My 13 year old has just returned from 3 weeks at sleep away camp. After a lunch out with our very extended family of moms and partners, and after a few minutes reconnecting with me, his brother, and his drums, he has crashed on the couch, his beloved cell phone in hand. Because he also had to madly text as soon as he walked in the door. In fact, he even picked up his phone from his nightstand (he wasn’t allowed to have it at camp), turned it on, and cooed to it “I have missed you so much….” Creepy.

I hope I’m not the only parent who reads their child’s texts and emails. I have not hidden the fact that I do it. In fact, I made it clear that getting an email address and a cell phone would necessitate that I’d do a random check. And, frankly, I’ve found this practice to be both illuminating and reassuring. Illuminating in that I can find out more of what’s going on in his life, and reassuring because what’s going on isn’t all that exciting!

On the morning of my son’s departure, after returning home to shut off said cell phone to let it rest for three weeks (I mean, it must seriously crave some time to itself after being manhandled nonstop…). I saw a text from a friend who is a girl and, fearing that she didn’t know he was already gone, read the text so I could respond and let her know he was gone. Reading her expression of serious sentiment toward my son, I was torn between my sister-girl compassion for confessing feelings and hearing nothing back for three weeks and my wonderment that my complaining, whining son has elicited such strong emotions from someone and wanted to know more. I leaned toward the former and texted her, letting her know I am his mom and that he won’t be able to text her back for three weeks. Sheesh, I thought, he’s got a pile of trouble waiting for him when he gets back! But maybe not, now that I got “all in his business” (to quote him directly) and may have scared her off. Sister-girl compassion ended there, though, because I turned off his phone quickly, before she texted me back and I wound up in a love triangle worthy of an afterschool special.

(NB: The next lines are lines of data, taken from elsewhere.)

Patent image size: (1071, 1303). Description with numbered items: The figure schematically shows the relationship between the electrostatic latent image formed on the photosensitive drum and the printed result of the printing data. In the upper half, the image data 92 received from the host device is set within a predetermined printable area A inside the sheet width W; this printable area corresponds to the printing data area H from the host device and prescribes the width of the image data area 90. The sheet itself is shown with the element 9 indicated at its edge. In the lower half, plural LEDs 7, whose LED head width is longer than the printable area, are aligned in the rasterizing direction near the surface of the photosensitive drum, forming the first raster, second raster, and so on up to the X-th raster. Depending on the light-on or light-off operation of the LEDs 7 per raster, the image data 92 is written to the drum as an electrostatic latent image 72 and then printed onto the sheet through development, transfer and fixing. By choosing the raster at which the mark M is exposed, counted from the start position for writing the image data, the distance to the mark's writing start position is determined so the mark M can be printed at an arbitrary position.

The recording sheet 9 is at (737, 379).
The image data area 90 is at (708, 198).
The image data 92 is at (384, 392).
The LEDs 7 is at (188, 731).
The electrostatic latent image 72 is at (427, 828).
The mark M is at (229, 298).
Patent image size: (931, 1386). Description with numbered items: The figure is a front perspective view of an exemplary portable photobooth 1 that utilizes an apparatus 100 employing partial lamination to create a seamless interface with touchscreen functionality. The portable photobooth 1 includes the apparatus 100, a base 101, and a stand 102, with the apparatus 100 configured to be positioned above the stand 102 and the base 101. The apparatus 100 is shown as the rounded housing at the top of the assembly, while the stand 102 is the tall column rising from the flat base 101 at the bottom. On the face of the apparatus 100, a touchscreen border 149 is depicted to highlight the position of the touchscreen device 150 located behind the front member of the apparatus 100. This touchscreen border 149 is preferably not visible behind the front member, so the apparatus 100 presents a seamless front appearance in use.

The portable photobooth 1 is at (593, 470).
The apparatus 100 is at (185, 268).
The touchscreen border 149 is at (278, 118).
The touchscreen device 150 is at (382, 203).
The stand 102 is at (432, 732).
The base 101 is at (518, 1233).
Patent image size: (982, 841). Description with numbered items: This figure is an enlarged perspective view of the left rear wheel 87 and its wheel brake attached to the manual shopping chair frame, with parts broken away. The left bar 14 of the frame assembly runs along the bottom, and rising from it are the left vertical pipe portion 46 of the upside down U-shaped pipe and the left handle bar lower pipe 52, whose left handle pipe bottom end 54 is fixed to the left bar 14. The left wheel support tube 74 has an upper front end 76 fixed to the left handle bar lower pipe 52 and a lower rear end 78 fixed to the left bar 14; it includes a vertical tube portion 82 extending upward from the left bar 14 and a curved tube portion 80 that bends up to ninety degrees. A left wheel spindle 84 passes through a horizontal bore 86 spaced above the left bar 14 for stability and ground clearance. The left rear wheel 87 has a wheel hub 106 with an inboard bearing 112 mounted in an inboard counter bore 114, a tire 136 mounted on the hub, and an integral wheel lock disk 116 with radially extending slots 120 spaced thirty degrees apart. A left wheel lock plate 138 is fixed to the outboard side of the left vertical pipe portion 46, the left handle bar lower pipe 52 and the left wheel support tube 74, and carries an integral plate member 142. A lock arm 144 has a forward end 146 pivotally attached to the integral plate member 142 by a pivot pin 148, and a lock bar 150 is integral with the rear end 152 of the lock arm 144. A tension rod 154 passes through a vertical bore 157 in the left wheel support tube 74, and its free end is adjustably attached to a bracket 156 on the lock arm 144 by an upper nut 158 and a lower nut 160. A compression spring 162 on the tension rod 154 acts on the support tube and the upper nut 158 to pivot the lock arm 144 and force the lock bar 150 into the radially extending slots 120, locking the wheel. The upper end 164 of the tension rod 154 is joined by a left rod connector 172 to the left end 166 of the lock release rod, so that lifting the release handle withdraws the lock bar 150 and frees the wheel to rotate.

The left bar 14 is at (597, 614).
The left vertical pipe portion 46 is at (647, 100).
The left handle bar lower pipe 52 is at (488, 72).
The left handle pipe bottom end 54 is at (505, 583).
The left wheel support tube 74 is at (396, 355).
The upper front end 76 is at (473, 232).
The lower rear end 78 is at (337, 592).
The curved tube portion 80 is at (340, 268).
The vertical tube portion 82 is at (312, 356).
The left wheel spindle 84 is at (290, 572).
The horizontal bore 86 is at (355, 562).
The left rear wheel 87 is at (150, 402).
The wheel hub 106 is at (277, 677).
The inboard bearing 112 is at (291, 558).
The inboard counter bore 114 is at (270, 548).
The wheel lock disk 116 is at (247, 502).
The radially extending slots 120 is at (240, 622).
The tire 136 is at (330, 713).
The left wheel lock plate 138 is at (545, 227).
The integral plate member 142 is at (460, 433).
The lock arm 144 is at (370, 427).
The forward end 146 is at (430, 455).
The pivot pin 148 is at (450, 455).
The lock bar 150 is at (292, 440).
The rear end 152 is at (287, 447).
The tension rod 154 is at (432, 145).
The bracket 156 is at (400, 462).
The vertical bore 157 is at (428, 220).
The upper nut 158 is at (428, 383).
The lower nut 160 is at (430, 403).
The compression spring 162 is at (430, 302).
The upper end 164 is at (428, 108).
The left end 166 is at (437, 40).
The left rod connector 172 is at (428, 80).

That day reminded me of the early days of his email address. I used to read his emails every day, making sure he was respecting my rules of email behavior. And this is what I read: 
     my son (X) to John: “whazzzzzzuuuupp?” John to X in response: “not much, whazzzzuuup?” 
     X to Bill: “whazzzzzuuuuuuppp?” ...
You get the picture. And I thought to myself, “seriously? Do they really have absolutely nothing to say?!” I became bored, and stopped reading for days. And then it hit me, or I should say that when I re-scripted these conversations in light of my own troubled teen years, I realized I’d cracked the code: probably each extra “z” specified which drug they wanted, each extra “u” specified how much, and each extra “p” specified the pick up location and time. I continued in this vein of thinking: counting on my boredom, after they were satisfied I’d stopped reading, they had become more specific about their illict behavior in their emails but I would never see them, all the opportunities to nip bad behavior in the bud gone, because I did not have the fortitude to outlast the “wazzzzzzzzzzuppppppppp.” 

Then I looked at my geeky kid and his friends and realized that, nope, they just really do have absolutely nothing to say to each other. And I should stop watching crime shows.